Johnson, D.R., Scheitle, C.P., et Ecklund, E.H., 2019, « Beyond the In-Person Interview? How Interview Quality Varies Across In-person, Telephone, and Skype Interviews », Social Science Computer Review, 39, 6: 1142-1158.
Latzko-Toth G., Bonneau C., et Millette M., 2020, « La densification des données : revaloriser la recherche qualitative à l’ère des données massives », 181-194, in Millette M., Millerand F., Myles D. et Latzko-Toth G., Méthodes de recherche en contexte numérique : une orientation qualitative. Montréal.

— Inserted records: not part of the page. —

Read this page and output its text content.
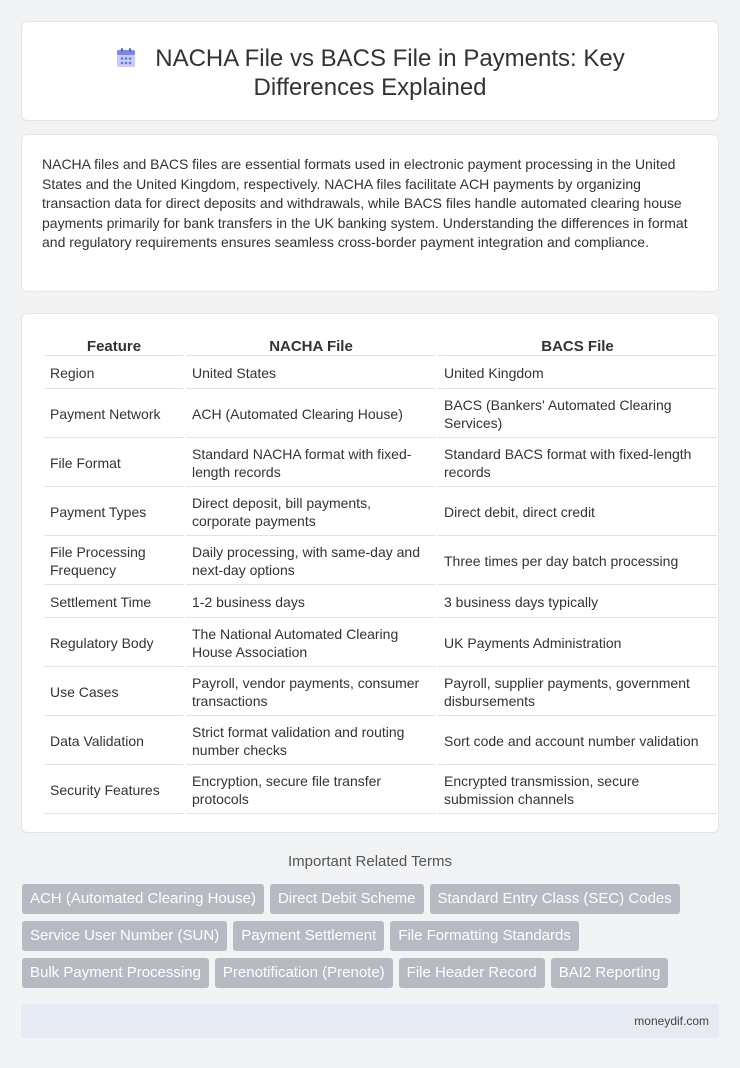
NACHA File vs BACS File in Payments: Key Differences Explained

NACHA files and BACS files are essential formats used in electronic payment processing in the United States and the United Kingdom, respectively. NACHA files facilitate ACH payments by organizing transaction data for direct deposits and withdrawals, while BACS files handle automated clearing house payments primarily for bank transfers in the UK banking system. Understanding the differences in format and regulatory requirements ensures seamless cross-border payment integration and compliance.

Feature	NACHA File	BACS File
Region	United States	United Kingdom
Payment Network	ACH (Automated Clearing House)	BACS (Bankers' Automated Clearing Services)
File Format	Standard NACHA format with fixed-length records	Standard BACS format with fixed-length records
Payment Types	Direct deposit, bill payments, corporate payments	Direct debit, direct credit
File Processing Frequency	Daily processing, with same-day and next-day options	Three times per day batch processing
Settlement Time	1-2 business days	3 business days typically
Regulatory Body	The National Automated Clearing House Association	UK Payments Administration
Use Cases	Payroll, vendor payments, consumer transactions	Payroll, supplier payments, government disbursements
Data Validation	Strict format validation and routing number checks	Sort code and account number validation
Security Features	Encryption, secure file transfer protocols	Encrypted transmission, secure submission channels
Important Related Terms
ACH (Automated Clearing House)	Direct Debit Scheme	Standard Entry Class (SEC) Codes
Service User Number (SUN)	Payment Settlement	File Formatting Standards
Bulk Payment Processing	Prenotification (Prenote)	File Header Record	BAI2 Reporting
moneydif.com
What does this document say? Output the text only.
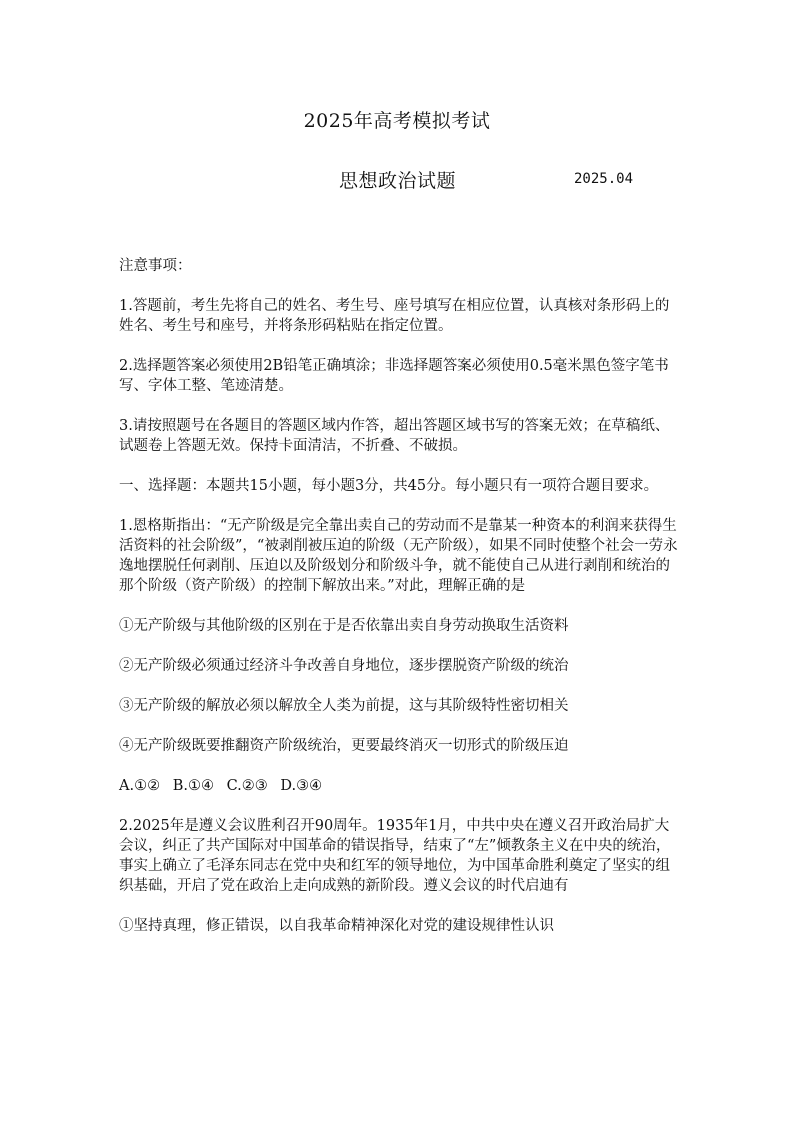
2025年高考模拟考试
思想政治试题	2025.04

注意事项：

1.答题前，考生先将自己的姓名、考生号、座号填写在相应位置，认真核对条形码上的姓名、考生号和座号，并将条形码粘贴在指定位置。

2.选择题答案必须使用2B铅笔正确填涂；非选择题答案必须使用0.5毫米黑色签字笔书写、字体工整、笔迹清楚。

3.请按照题号在各题目的答题区域内作答，超出答题区域书写的答案无效；在草稿纸、试题卷上答题无效。保持卡面清洁，不折叠、不破损。

一、选择题：本题共15小题，每小题3分，共45分。每小题只有一项符合题目要求。

1.恩格斯指出：“无产阶级是完全靠出卖自己的劳动而不是靠某一种资本的利润来获得生活资料的社会阶级”，“被剥削被压迫的阶级（无产阶级），如果不同时使整个社会一劳永逸地摆脱任何剥削、压迫以及阶级划分和阶级斗争，就不能使自己从进行剥削和统治的那个阶级（资产阶级）的控制下解放出来。”对此，理解正确的是

①无产阶级与其他阶级的区别在于是否依靠出卖自身劳动换取生活资料

②无产阶级必须通过经济斗争改善自身地位，逐步摆脱资产阶级的统治

③无产阶级的解放必须以解放全人类为前提，这与其阶级特性密切相关

④无产阶级既要推翻资产阶级统治，更要最终消灭一切形式的阶级压迫

A.①② B.①④ C.②③ D.③④

2.2025年是遵义会议胜利召开90周年。1935年1月，中共中央在遵义召开政治局扩大会议，纠正了共产国际对中国革命的错误指导，结束了“左”倾教条主义在中央的统治，事实上确立了毛泽东同志在党中央和红军的领导地位，为中国革命胜利奠定了坚实的组织基础，开启了党在政治上走向成熟的新阶段。遵义会议的时代启迪有

①坚持真理，修正错误，以自我革命精神深化对党的建设规律性认识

Les presses de l’université de Montréal, 312 p.
Millette M., Millerand F., Myles D. et Latzko-Toth G., 2020, « Introduction », 15-22, in Millette M., Millerand F., Myles D. et Latzko-Toth G., Méthodes de recherche en contexte numérique : une orientation qualitative. Montréal. Les presses de l’université de Montréal, 312 p.
Pasquier D., 2020, « Préface », 7-12, in Millette M., Millerand F., Myles D. et Latzko-Toth G., Méthodes de recherche en contexte numérique : une orientation qualitative. Montréal. Les presses de l’université de Montréal, 312 p.
Rheingold H., 1995, Les communautés virtuelles. Paris. Addison-Wesley France (traduit par L. Lumbroso).
Seta, G., 2020, « Three lies of digital ethnography », Journal of Digital Social Research, 2, 1: 77-97.